L’habitant, histoire d’une réhabilitation touristique

Le prescripteur d’activités touristiques

En servant de guide, l’habitant revendique une légitimité d’expert de son quartier d’habitation ou de sa ville. L’habitant assume donc un rôle de prescripteur. Si rien ne l’empêche de présenter le patrimoine historique qui est narré dans les livres d’histoire, il est de plus en plus fréquent qu’il narre les lieux et les temps de son quotidien d’habitant. Il met la valeur du quotidien à l’honneur, évoquant la boulangerie du quartier ou encore en parlant de l’école des enfants. De ce fait, l’habitant lutte contre un effacement d’activités qu’il juge structurantes à l’échelle de son quartier.

Cette médiation ne profite pas uniquement à l’habitant dans son combat pour plus de reconnaissance. La mise en valeur du patrimoine du quotidien bénéficie aussi à l’économie touristique locale grâce à un élargissement du panel des offres de visites. Les visites à l’ordinaire habitant sont aussi une attraction susceptible d’allonger la durée des séjours ou de faire revenir les visiteurs ayant déjà écumé le patrimoine institutionnel. Les habitants sont donc pleinement acteurs de l’économie touristique. On relèvera que les plateformes collaboratives telles qu’Airbnb ont facilité cet essor.

 

Visites guidées du parcours urbain de street art tout l’été. Source : https://lasemainedansleboulonnais.nordlittoral.fr

 

Ayant compris ce qu’il y a à en retirer, les élus intègrent de plus en plus dans leur préoccupation, la consultation des habitants sur les questions relevant de l’économie touristique locale. Parfois, les habitants sont même associés aux décisions qui sont prises par le politique. Ce procédé présente l’avantage de nourrir chez l’habitant un sentiment de fierté lorsque l’image d’une cité ou d’un quartier doit être réhabilité. Lorsque les lieux sont sur-fréquentés, c’est l’acceptation des flux touristiques qui est favorisée par des démarches participatives. Quand bien même les griefs des résidents permanents ne ciblent pas toujours directement les touristes : Les résidents se plaignent majoritairement de l’extension des terrasses, des activités nocturnes dérangeant la tranquillité et de l’augmentation du prix de l’immobilier résidentiel.

 

Le consommateur d’activités touristiques

Le résident permanent peut également se placer du côté de la demande touristique.

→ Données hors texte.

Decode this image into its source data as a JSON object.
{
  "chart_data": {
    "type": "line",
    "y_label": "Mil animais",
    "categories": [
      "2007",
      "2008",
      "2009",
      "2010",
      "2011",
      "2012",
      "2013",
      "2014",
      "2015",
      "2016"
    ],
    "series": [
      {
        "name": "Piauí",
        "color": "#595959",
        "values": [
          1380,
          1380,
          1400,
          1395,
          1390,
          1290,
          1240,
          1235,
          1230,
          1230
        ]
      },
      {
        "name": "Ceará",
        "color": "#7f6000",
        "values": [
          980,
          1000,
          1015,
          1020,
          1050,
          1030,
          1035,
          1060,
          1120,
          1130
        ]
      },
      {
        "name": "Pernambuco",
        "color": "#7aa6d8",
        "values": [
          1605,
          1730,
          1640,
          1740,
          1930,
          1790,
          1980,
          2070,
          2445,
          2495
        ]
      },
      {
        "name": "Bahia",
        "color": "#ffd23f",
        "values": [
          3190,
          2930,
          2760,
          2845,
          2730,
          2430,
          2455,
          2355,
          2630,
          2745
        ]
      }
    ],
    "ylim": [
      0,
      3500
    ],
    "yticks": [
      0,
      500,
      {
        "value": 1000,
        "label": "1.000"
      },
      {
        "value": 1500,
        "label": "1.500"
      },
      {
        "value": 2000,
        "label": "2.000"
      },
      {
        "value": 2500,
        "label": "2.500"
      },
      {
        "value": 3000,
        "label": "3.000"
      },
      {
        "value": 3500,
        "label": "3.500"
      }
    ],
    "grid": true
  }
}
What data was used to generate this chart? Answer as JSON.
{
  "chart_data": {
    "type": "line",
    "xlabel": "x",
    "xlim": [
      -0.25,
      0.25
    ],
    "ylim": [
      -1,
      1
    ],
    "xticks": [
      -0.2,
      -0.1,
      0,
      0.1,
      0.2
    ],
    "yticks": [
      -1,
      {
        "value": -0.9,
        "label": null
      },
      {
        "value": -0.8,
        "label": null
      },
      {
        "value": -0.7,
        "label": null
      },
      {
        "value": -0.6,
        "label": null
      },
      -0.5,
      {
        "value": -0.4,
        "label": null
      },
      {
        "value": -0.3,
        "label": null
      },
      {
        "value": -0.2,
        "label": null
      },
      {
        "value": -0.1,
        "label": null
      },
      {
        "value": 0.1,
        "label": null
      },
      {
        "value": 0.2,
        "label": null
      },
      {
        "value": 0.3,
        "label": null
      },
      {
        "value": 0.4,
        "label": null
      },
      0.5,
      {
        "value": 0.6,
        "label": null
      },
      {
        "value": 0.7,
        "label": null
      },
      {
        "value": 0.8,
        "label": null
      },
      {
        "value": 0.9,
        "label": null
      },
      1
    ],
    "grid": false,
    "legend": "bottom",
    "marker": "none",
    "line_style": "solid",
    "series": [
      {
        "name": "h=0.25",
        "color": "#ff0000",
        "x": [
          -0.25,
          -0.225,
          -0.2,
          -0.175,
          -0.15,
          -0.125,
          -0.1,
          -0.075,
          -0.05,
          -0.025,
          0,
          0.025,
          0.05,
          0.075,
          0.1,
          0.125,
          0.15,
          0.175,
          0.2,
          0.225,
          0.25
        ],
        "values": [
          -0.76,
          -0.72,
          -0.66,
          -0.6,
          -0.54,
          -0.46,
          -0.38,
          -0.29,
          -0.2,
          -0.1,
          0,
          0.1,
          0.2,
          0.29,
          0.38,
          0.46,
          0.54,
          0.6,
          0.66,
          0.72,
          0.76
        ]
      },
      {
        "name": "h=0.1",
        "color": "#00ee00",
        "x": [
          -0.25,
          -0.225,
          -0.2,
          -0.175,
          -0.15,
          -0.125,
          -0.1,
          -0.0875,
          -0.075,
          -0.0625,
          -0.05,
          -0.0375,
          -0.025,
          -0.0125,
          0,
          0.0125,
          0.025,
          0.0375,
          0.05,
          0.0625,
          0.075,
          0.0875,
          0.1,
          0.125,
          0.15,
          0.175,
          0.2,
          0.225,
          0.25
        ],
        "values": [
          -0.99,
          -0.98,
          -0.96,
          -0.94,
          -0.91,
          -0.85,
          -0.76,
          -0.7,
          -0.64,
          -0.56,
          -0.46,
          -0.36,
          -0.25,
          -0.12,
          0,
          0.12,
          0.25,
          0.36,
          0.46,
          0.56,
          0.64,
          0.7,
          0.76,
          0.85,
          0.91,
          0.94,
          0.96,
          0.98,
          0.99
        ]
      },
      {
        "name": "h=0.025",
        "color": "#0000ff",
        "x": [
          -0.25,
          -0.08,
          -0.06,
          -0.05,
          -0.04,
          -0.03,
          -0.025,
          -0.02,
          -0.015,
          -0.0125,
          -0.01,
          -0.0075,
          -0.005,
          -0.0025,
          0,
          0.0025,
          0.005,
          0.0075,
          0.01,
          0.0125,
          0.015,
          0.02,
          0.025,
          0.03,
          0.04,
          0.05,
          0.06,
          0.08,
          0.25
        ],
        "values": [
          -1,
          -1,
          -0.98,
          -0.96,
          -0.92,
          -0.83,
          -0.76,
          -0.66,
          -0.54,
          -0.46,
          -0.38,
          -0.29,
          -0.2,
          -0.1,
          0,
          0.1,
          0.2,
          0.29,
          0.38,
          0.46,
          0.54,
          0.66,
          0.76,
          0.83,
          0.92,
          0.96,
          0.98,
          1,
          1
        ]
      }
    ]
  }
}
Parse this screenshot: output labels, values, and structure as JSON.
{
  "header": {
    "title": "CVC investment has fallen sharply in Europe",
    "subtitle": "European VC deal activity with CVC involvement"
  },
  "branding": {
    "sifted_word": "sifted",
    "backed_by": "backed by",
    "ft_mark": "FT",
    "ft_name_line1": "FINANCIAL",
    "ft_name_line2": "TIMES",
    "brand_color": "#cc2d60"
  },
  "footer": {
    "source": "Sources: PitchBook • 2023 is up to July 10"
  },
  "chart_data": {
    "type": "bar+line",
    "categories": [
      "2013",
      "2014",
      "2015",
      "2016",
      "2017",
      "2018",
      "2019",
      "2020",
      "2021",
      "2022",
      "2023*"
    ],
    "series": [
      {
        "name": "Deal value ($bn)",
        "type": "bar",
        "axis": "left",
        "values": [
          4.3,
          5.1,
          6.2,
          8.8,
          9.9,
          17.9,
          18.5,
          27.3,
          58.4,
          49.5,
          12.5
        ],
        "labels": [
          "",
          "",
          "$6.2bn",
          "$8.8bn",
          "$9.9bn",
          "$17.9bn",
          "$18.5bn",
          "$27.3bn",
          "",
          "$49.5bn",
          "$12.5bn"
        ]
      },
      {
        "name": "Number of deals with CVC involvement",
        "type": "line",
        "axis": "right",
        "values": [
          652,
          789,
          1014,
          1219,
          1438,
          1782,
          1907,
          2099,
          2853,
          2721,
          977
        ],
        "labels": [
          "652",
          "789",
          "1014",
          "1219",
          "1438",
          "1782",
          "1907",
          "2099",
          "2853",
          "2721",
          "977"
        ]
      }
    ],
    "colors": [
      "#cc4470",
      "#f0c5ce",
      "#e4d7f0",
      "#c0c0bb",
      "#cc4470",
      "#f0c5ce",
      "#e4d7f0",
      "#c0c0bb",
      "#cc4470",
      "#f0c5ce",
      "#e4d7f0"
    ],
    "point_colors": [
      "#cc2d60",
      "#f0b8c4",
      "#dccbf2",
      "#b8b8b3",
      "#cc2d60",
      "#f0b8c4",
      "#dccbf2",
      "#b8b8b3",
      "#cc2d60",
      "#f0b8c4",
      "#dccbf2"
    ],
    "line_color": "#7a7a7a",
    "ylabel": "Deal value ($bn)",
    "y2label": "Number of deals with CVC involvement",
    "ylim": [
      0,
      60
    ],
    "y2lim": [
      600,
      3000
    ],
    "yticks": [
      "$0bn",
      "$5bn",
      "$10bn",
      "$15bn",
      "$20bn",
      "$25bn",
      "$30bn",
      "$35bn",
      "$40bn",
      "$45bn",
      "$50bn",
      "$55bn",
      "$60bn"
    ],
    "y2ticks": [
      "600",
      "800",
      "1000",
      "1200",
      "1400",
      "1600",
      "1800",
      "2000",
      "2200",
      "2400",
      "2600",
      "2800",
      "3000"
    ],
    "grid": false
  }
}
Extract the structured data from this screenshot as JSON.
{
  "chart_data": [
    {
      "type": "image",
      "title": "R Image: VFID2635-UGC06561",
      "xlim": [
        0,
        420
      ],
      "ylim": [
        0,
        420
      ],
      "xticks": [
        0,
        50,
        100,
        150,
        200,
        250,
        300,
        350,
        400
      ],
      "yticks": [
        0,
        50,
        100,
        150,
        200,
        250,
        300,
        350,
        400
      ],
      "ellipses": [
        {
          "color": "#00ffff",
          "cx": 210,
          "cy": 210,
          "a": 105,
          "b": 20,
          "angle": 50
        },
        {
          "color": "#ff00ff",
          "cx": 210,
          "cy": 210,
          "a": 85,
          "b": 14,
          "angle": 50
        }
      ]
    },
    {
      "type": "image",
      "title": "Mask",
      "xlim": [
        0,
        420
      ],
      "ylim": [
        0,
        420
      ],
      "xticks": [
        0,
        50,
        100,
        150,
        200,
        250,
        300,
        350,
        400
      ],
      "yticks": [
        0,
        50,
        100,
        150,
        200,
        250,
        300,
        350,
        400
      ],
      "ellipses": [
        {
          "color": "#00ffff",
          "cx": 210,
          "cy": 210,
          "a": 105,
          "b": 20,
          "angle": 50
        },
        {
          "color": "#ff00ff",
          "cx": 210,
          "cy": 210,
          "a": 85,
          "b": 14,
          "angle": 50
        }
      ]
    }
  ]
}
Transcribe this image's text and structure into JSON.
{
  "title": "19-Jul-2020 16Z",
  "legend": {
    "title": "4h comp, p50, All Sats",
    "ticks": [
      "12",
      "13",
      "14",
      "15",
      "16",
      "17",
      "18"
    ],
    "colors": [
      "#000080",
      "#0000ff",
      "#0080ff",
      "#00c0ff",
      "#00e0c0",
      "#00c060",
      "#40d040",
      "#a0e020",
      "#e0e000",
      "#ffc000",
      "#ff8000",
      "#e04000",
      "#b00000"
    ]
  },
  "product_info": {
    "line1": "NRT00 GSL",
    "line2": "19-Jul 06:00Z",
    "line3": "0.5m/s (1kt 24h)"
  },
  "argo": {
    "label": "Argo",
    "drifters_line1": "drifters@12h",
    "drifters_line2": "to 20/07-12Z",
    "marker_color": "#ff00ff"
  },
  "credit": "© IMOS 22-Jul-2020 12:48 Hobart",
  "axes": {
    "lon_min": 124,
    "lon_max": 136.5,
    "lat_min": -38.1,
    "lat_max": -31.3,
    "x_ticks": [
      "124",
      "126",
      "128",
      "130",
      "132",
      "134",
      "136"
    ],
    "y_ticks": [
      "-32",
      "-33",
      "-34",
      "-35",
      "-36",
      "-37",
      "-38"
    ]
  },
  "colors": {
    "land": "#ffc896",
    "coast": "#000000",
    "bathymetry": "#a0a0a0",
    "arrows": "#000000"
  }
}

Il consommera alors les produits et services touristiques de son lieu d’habitation. Dans les villes étendues, comme Paris, Madrid ou Vienne cela se traduit par des visites d’expositions temporaires bien sûr. Mais cela peut aussi prendre la forme de visites de quartiers encore méconnus (expl : découverte de l’art de rue du 13e arrondissement), d’ateliers de fabrication  (expl. : confection de macarons) ou d’activités de plein air (expl. footing commenté sur les quais de Seine). Capitalisant sur cette idée de l’habitant consommateur, le Pass Tarn incite à la redécouverte en donnant la gratuité aux habitants accompagnés d’invités payants.

Cette tendance au recouvrement des lieux de travail, d’habitat et de vacances s’est consolidée avec le covid. La pandémie a en effet donné un coup d’arrêt brutal à une hypermobilité géographique : habiter ici, travailler là-bas, et passer des vacances ailleurs. Le retour forcé à une unité de lieu et de vie a consacré un mode de fonctionnement alternatif à l’ubiquité.

On en veut pour preuve un changement d’image de l’excursionnisme. Les loisirs cantonnés au champ de l’excursionnisme (randonnées apprenantes, etc…) gagnent en effet en considération auprès des offices de tourisme. Certains de ces derniers communiquent désormais prioritairement vers les habitants et se défont de messages trop institutionnels. L’accueil hors les murs se fait d’ailleurs plus fréquent et le personnel des offices se mue en facilitateur de loisirs. Les choix d’investir dans des infrastructures ou services sont conçus de façon à répondre aux attentes des habitants également. Certains offices adressent même des collectifs d’habitants, comme des associations dont ils accueillent les tables-rondes, ouvertes au grand public. L’économie touristique peut donc de bon droit revendiquer sa contribution à une ville servicielle, fédérant ses citoyens autour de thématiques du quotidien.